Not a king to be found.

[–] grysbok@lemmy.sdf.org 5 points 5 hours ago

Yes, but it was a slog. My summary:

the weather was dreadful, some high muckety muck is back from Michaelmas break. The scene is in London. All the people and critters in the street are covered in mud. The ground is slippery with mud (and probably horse crap, but we're too polite to mention it). OMG the weather sucks, very wet and dreary. Everyone's in a bad mood. Did I mention it's wet and icky and muddy and the weather is bad?

[–] Thorry84@feddit.nl 5 points 5 hours ago

I can read it, but for some reason I read it like a screenplay being read about some old-timey detective story.

[–] CaptainCodeine@lemm.ee 2 points 5 hours ago

Yes, i started drifting away twice and had to think a moment a couple more times but im not a native english speaker so im fine with that.

[–] AbouBenAdhem@lemmy.world 5 points 6 hours ago* (last edited 6 hours ago)

Sure—but I grew up reading a lot of 19th-century literature.

[–] Novamdomum@fedia.io 2 points 5 hours ago

Fed up people are struggling to walk, slipping and bumping into each other in a gloomy, wet, grey, smokey, dreary, sunless, muddy street in November in Dickensian London. Everything is caked in filth. Then someone swallowed a Thesaurus, ate a couple of mushrooms and tried to describe the scene.

[–] jyl@sopuli.xyz 2 points 6 hours ago

Yes, although slowly. It might be bad because I don't speak English natively.
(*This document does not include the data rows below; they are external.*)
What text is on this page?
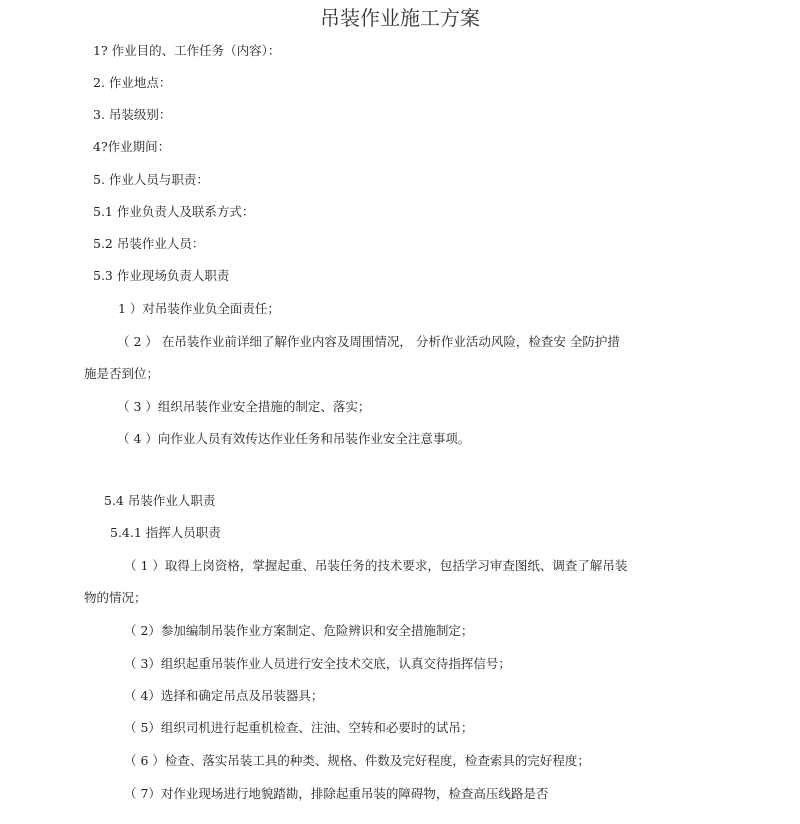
吊装作业施工方案
1? 作业目的、工作任务（内容）：
2. 作业地点：
3. 吊装级别：
4?作业期间：
5. 作业人员与职责：
5.1 作业负责人及联系方式：
5.2 吊装作业人员：
5.3 作业现场负责人职责
1 ）对吊装作业负全面责任；
（ 2 ） 在吊装作业前详细了解作业内容及周围情况， 分析作业活动风险，检查安 全防护措
施是否到位；
（ 3 ）组织吊装作业安全措施的制定、落实；
（ 4 ）向作业人员有效传达作业任务和吊装作业安全注意事项。
5.4 吊装作业人职责
5.4.1 指挥人员职责
（ 1 ）取得上岗资格，掌握起重、吊装任务的技术要求，包括学习审查图纸、调查了解吊装
物的情况；
（ 2）参加编制吊装作业方案制定、危险辨识和安全措施制定；
（ 3）组织起重吊装作业人员进行安全技术交底，认真交待指挥信号；
（ 4）选择和确定吊点及吊装器具；
（ 5）组织司机进行起重机检查、注油、空转和必要时的试吊；
（ 6 ）检查、落实吊装工具的种类、规格、件数及完好程度，检查索具的完好程度；
（ 7）对作业现场进行地貌踏勘，排除起重吊装的障碍物，检查高压线路是否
[–] jbrains@sh.itjust.works 3 points 6 hours ago* (last edited 4 minutes ago) (1 children)

Yes, although I'm struck by some of the words, particularly this sense of 'wonderful".

And now I'm even more glad that it's sunny out here right now and I can hear birds.

[–] andros_rex@lemmy.world 5 points 6 hours ago

Sorta like how “awesome” and “terrible” in their current usage are very weak words.

A youth pastor and Cotton Mather could both say “God is awesome” and mean very different things.

[–] actionjbone@sh.itjust.works 2 points 6 hours ago
[–] remon@ani.social 2 points 6 hours ago (1 children)
[–] TheReturnOfPEB@reddthat.com 1 points 6 hours ago* (last edited 6 hours ago)

Yes. Read it out loud quickly. It helps me.

[–] IndieSpren@lemmy.blahaj.zone 1 points 6 hours ago (1 children)

Yes, but I spent a lot of my childhood reading things like Sherlock Holmes, Jules Verne, count of Monte cristo, Oliver twist, etc.

[–] Mothra@mander.xyz 1 points 4 hours ago (1 children)

I would argue Sherlock Holmes, Verne, and Monte Cristo (which I really like) read nothing like the slob OP posted. (I've never read Oliver Twist though).

[–] IndieSpren@lemmy.blahaj.zone 1 points 4 hours ago* (last edited 4 hours ago)

I would argue that passages like this (Monte cristo) train you to understand OP's slob: “I was then almost assured that the inheritance had neither profited the Borgias nor the family, but had remained unpossessed like the treasures of the Arabian Nights, which slept in the bosom of the earth under the eyes of the genie.”

Also, Oliver twist is by the same author as op.